During the same illness I mention in the car posting, I’d also had an inordinate number of laptop troubles. Well, guess what? I’m still using the same computer but no longer have any hint of the issues, unless I fall back into old ways. My overall expenditure in time, money, and energy was thus far less than if I’d have chosen to ream out Dell or Windows or efforted to repair my PC while ignoring the fact that I am the common denominator of my woes.

If we could all learn to see with this kind of in-sight and be willing to make the necessary changes, we would enable ourselves to flow with a life that really does have our best in mind.

Summing Up

All this being said, I’d ask you to be mindful that what is stated here is not an attempt to say that anyone should be interested in self-help in the way it’s conventionally thought of. It’s perfectly fine if you don’t have a burning drive for enlightenment or to become a world-renowned life coach or some such thing.

This is far more about the innate human drive to be better today than yesterday—without the inflated ego—to want a better life than 99% of the population currently has. But in order to take even a single step toward this goal, you must first make yourself accountable. You must begin by acknowledging any immediate, self-defeating and other-harming programming/conditioning that’s blocking you from having the motivation to improve.

Which in other words means, “doing the math.”

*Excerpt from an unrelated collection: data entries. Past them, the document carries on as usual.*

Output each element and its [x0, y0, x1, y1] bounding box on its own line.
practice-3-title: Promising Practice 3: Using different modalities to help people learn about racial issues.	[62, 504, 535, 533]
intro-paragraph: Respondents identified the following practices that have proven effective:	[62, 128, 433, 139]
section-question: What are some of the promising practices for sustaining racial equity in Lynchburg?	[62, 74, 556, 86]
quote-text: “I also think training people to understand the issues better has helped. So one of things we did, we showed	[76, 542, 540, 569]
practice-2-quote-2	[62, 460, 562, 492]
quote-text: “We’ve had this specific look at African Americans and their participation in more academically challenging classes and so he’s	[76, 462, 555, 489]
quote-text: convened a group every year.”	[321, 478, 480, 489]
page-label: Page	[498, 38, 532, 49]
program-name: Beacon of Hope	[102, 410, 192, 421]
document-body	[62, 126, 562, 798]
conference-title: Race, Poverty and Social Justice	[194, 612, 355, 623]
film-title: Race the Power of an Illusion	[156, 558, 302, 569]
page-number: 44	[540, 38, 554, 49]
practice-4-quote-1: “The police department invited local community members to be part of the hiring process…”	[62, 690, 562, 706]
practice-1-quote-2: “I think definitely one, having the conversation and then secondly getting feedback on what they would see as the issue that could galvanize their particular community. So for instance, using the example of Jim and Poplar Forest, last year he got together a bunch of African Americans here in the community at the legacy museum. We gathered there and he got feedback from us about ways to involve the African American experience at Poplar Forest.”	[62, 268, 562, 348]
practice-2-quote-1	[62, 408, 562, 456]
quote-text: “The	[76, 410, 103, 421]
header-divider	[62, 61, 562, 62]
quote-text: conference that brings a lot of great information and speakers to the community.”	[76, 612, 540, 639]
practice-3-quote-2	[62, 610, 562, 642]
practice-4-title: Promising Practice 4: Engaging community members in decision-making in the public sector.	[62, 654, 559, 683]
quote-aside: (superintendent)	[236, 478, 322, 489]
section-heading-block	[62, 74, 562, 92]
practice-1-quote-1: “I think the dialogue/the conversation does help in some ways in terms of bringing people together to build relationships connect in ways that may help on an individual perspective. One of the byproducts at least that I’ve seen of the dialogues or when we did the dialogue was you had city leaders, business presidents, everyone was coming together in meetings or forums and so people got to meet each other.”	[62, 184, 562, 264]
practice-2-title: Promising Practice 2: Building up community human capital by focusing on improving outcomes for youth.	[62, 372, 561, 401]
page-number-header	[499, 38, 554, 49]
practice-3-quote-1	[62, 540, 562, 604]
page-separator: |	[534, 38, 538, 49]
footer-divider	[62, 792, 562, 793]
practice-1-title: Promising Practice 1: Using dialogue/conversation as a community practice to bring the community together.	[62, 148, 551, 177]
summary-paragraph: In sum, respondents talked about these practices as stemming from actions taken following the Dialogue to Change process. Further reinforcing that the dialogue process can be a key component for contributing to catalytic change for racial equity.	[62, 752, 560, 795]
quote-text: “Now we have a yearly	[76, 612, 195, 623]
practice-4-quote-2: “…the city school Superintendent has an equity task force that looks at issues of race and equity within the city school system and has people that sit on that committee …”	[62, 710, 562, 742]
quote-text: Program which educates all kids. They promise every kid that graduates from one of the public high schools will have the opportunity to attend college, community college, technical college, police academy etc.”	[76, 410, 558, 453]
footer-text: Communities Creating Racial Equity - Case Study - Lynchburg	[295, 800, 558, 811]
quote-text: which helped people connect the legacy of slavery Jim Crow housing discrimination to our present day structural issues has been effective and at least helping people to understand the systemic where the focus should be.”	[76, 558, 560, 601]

Because you are at the center of it all. You may want to get this, you may want to do that, you may want to be this, you may want to know that. But all these wants are impossibilities when so much of your energy is focused on blame, avoidance, and denial—the very things that must necessarily return to you precisely what you don’t want.

So why not try going within?

It really sucks sometimes, sure. But definitely if you’re in one of the first 4 of 5 categories (and not uncommonly in the 5th), I’m hard-pressed to imagine that things don’t already suck as it is… I’m also quite hard-pressed to imagine that you will be disappointed with the rewards.